Leo Sarkisian and Rita
Leo Sarkisian and Rita Rochelle

writing to fans, keeping in contact with musical artist and their communities, and hiring charismatic co-hosts: Bryn Poole (1965-1968), Susan Moran (1969–1978), Rita Rochelle (1978–2005), Matthew Lavoie (2005–2012), and Heather Maxwell (2012–present). Leo Sarkisian directed MTiA through his semi-retirement in 2004 and his full retirement in 2012, at the age of 91. In 2012 the Library of Congress added one of Leo Sarkisian’s Music Time in Africa radio programs to the National Registry of Recorded Sound. The July 29, 1978 program—music from Mauritania—was enshrined with twenty-four other recordings, including Chubby Checker’s “The Twist,” Simon & Garfunkel’s “Sounds of Silence,” and Pink Floyd’s “Dark Side of the Moon.”
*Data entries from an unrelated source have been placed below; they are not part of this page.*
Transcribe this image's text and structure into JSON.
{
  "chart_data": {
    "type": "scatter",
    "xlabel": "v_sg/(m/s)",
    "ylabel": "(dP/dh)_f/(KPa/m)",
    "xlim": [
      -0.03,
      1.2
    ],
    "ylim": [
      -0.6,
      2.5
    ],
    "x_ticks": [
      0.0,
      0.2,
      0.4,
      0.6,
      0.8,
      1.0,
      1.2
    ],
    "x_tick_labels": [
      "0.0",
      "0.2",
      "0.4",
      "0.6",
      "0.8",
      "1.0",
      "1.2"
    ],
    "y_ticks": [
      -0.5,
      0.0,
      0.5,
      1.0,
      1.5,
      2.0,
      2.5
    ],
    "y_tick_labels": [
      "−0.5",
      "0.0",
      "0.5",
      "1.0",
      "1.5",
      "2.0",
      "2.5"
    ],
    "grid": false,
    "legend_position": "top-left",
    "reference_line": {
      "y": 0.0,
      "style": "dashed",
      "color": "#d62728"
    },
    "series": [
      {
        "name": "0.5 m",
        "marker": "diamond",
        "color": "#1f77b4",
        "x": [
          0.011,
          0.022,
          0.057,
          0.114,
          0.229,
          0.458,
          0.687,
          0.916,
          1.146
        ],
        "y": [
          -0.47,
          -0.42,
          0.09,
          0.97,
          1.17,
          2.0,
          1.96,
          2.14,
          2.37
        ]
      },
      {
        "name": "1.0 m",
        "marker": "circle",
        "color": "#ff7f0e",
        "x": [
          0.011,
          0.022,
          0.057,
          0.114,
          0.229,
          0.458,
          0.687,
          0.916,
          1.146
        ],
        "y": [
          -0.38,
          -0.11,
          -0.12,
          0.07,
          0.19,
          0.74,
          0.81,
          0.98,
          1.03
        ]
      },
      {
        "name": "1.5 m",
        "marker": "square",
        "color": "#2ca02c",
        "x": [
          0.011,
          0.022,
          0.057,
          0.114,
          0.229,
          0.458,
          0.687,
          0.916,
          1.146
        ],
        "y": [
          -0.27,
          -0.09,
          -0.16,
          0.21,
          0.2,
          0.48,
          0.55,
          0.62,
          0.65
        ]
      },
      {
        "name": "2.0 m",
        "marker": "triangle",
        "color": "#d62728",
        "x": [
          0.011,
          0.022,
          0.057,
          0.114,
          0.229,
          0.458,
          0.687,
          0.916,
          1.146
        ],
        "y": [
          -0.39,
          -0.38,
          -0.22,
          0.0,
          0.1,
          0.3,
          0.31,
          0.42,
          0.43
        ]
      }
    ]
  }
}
The University of Michigan has acquired the Leo Sarkisian music library on loan from the Voice of America and is in the process of digitizing nearly 1,000 Music Time in Africa radio programs and scripts for eventual re-broadcast through the Web.

UMSI receives NEH Grant

Sarkisian Library Tapes 10

In spring 2016, the University of Michigan School of Information received a grant to fund ethical access to the radio show Music Time in Africa, which is the oldest continuously operating broadcast to the African continent. The $260,000 National Endowment for the Humanities grant will help make an archive of African music and radio programming available to US and global audiences. The grant period began on June 1, 2016 and ends May 31, 2018. Co-principal investigators include Kelly M. Askew, U-M professor of anthropology and Afroamerican and African studies, and University of Michigan Associate Professor Paul Conway. Shannon Zachary, head of preservation and conservation at MLibraries, and Robert McIntyre, digital asset management consultant at the MLibraries, will also work on the project along with teams of UMSI students.

The MediaPreserve™ to digitize Music Time in Africa

The University of Michigan has chosen the Pittsburgh-based audiovisual laboratory MediaPreserve™ to digitize audio files for the Voice of America’s Music Time in Africa radio program as part of an initiative funded by the National Endowment for the Humanities. MediaPreserve™ was founded in 2006 as a specialized laboratory focused on the digital reformatting of the full range of heritage audiovisual resources.  MediaPreserve’s parent organization, Preservation Technologies, has become a trusted source of mass digitization for the University of Michigan.